Na página 718, no final da defesa do advogado de Mítia Karamázov, aparece até um trecho enorme de um capítulo anterior. Isso sem contar as discrepâncias incômodas entre as duas traduções: numa, os fatos ocorreram há “treze anos”; noutra, há “trinta”!!!???

Mesmo com todos esses percalços, a releitura de Os Irmãos Karamázov reiterou o óbvio: é o maior romance do século XIX, junto com Guerra e Paz. Se Crime e Castigo era o Hamlet do grande autor russo, a história dos Karamázov, com seu conflito de gerações, é o seu Rei Lear;  por ter um grupo de personagens como protagonistas (embora o narrador insista no fato de que Aliócha é o herói da narrativa, por ser o elemento “positivo” da trama, aquele que aprende com os erros alheios e os próprios), e por se passar numa cidadezinha provinciana, longe da esfera de Petersburgo—a qual domina boa parte da obra dostoiévskiana, o livro se aproxima mais de outro Dostoiévski supremo, Os Demônios; além disso, ambos têm um narrador ambíguo e discutível —em termos literários, com relação à construção do ponto-de-vista narrativo—, que se apresenta como alguém da cidade, um cronista, que meramente acompanhou os fatos, mas que possui o poder da onisciência divina: sabe até o que os outros pensam e sentem.
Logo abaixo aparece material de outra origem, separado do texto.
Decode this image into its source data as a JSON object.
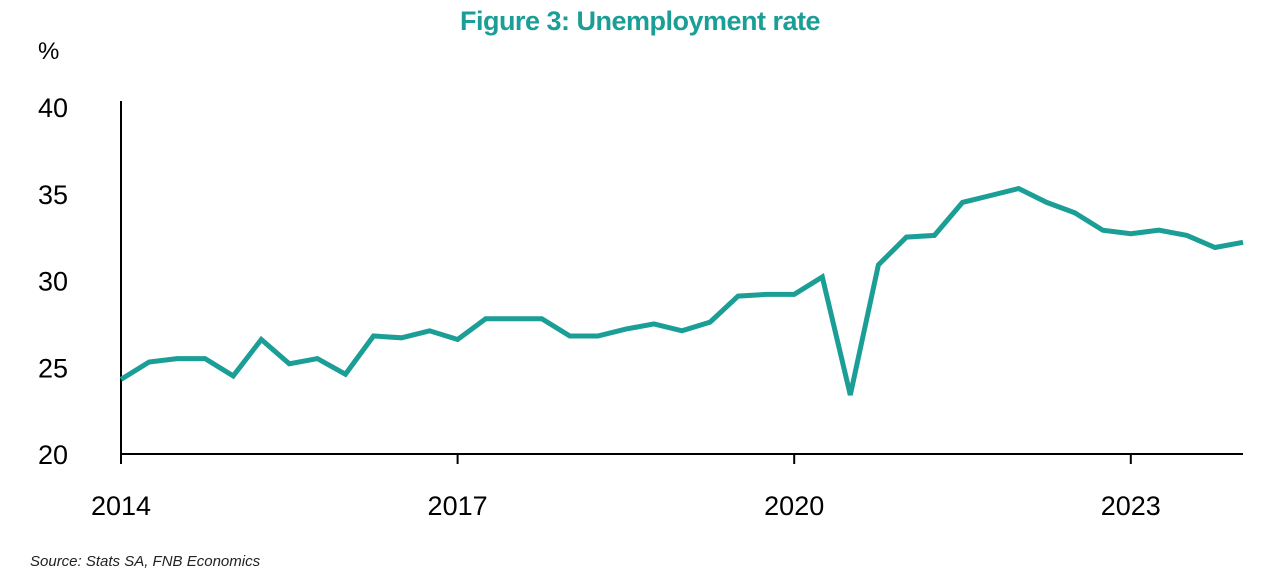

Na cidadezinha de Skotoprigonievski, Fiódor Karamázov vê, de repente, todos os filhos à sua volta, embora nunca tenha ligado para nenhum deles, após a morte das duas esposas: Mítia, com o qual disputa os favores de Gruchenka (e, por essa razão, é ameaçado de morte pelo filho diversas vezes, principalmente quando ele sabe que o pai fica esperando por elas todas as noites), Ivan e Aliócha.

O que define os Karamázov (e Aliócha se salva por causa do exemplo do “stáretz” Zózima, homem santo cuja vida ocupa um dos inúmeros desvios narrativos do romance) é a voracidade, a avidez sem limites, que faz com que eles toquem os limites da condição humana e sintam que só podem se redimir pelo sofrimento (é o que diz Mítia, ao ser preso: “Quero sofrer e redimir-me pelo sofrimento”).

Ivan é como Raskólnikov (de Crime e Castigo): desenraizado, dominado por teorias racionalistas e niilistas, cujo sofrimento é estéril (porém comovente, leia-se o capítulo “A Revolta”), ao contrário do de Aliócha, o qual consegue se ligar ao povo e ser amado por ele (isso fica claro num capítulo suprimido na edição da Ediouro, mas que está na da José Olympio: o julgamento de Aliócha por executar a fuga de Mítia e sua absolvição aclamada pela audiência lotada).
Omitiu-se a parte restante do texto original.